Consumer group finds dangerous lead in candles

Posted: Thursday, February 24, 2000

WASHINGTON (AP) - Couples who light candles for a romantic dinner - or because the power goes out - could put enough lead into the air to endanger small children, said a study released Thursday by a consumer advocacy group.

Of 285 candles bought in the Washington area, 86 were stiffened with metal and nine of those used high amounts of lead, the Public Citizen study said. Most of the candles came from China or Taiwan and one came from Canada, reported Dr. Sidney M. Wolfe, director of the organization's health research group.

U.S. candle makers agreed in 1974 to stop using lead under a voluntary accord with the Consumer Product Safety Commission, which investigated lead in candles and found no specific health risk.

Last year the commission began another investigation, spokesman Russ Rader said.

``We don't know that there is any kind of health hazard associated with leaded candles,'' he said. ``Anytime we get reports of lead involving consumer products it's a concern of ours.''

Wolfe said the candles tested released lead amounts that exceeded what the commission says is dangerous for kids under six years of age - taking in more than 15 micrograms - 15 millionths of a gram - in a day.

``In roughly 20 minutes walking or toddling or crawling into the room with any of these candles burning, when it's at the peak concentration...would cause more than 15 micrograms to be ingested,'' he said.

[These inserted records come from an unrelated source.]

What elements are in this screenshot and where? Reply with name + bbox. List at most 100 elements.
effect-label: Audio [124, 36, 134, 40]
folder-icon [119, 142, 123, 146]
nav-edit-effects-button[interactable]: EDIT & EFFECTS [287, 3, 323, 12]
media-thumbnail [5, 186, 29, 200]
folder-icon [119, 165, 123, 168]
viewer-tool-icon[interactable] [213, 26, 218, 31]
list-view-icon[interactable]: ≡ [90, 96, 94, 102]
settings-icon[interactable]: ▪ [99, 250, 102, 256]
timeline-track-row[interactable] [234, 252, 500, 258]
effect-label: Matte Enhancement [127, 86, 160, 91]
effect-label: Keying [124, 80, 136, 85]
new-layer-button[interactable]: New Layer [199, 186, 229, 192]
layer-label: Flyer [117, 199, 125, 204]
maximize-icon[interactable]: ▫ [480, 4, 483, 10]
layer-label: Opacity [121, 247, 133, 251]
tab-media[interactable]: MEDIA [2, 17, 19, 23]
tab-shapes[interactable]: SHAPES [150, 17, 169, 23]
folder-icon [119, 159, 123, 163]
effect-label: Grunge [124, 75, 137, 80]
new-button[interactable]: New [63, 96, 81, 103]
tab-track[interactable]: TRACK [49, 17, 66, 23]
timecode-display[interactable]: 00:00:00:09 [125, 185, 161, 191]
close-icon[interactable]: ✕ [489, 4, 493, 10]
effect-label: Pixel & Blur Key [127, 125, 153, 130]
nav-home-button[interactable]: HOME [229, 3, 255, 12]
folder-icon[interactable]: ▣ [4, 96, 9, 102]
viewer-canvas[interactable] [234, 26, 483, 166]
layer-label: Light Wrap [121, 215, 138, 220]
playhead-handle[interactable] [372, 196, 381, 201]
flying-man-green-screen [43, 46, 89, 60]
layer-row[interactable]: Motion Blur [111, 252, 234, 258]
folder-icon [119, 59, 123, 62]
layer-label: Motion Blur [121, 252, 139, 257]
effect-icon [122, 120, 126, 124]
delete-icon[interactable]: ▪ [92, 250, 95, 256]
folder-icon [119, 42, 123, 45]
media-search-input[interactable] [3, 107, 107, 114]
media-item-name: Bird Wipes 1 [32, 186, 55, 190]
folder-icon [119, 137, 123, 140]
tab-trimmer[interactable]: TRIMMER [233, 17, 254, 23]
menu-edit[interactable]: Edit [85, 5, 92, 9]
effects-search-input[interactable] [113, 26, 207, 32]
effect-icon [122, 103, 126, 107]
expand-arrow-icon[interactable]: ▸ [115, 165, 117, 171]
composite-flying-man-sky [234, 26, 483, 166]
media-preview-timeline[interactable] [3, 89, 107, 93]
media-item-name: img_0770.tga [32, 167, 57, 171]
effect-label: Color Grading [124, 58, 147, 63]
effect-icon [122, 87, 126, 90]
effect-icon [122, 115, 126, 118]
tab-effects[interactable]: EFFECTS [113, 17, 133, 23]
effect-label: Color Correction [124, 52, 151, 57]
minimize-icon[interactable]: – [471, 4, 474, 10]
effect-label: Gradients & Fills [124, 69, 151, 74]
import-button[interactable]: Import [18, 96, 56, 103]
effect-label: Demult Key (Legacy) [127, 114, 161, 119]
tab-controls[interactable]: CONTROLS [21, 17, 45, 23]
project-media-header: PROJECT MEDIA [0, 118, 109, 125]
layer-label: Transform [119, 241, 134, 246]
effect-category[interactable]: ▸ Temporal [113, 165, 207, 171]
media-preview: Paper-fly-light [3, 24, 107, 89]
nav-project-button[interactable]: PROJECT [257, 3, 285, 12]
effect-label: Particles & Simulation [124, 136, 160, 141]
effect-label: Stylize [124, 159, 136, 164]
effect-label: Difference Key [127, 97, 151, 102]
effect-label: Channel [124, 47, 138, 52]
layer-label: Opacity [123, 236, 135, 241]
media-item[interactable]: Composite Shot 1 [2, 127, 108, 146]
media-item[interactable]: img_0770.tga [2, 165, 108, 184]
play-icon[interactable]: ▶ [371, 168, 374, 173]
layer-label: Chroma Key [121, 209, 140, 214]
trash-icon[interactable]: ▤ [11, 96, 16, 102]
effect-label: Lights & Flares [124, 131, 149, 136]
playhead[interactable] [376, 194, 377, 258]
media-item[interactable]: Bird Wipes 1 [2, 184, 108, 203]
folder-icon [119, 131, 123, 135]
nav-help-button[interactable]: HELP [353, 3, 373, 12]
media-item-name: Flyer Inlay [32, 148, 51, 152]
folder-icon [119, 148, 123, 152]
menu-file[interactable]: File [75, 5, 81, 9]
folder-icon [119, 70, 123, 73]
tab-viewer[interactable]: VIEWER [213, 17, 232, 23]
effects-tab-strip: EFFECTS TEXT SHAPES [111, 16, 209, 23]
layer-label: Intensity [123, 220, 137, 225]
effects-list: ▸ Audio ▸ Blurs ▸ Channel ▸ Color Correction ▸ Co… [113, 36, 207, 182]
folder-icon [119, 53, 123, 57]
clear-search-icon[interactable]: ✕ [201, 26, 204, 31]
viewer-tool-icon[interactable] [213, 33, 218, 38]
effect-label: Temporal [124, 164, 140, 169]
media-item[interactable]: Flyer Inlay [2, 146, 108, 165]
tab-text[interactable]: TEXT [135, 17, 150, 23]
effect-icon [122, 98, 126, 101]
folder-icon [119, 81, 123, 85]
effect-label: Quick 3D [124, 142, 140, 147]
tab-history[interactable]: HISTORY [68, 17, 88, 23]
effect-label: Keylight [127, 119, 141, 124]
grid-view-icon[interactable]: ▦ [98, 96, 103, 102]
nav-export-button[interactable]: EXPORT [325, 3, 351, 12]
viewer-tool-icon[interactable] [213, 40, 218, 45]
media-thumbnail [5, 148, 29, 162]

The Public Citizen study concluded that when the lead-wick candles burn for three hours they can produce average air lead concentrations ranging from nine to 33 times higher than recommended by federal guidelines.

The National Candle Association, which represents American manufacturers and distributors, said the majority of wicks manufactured in the United States are made with 100 percent cotton and no metal core. Those with metal are typically made with zinc.

To test for lead, consumers can take the metal core of an unused candle and rub it on paper. A lead wick will leave a mark like a pencil; zinc and tin wicks will not.

The candle association said the United States manufactured 375 million pounds of candles in 1998 and imported 30 million pounds, most of those from China.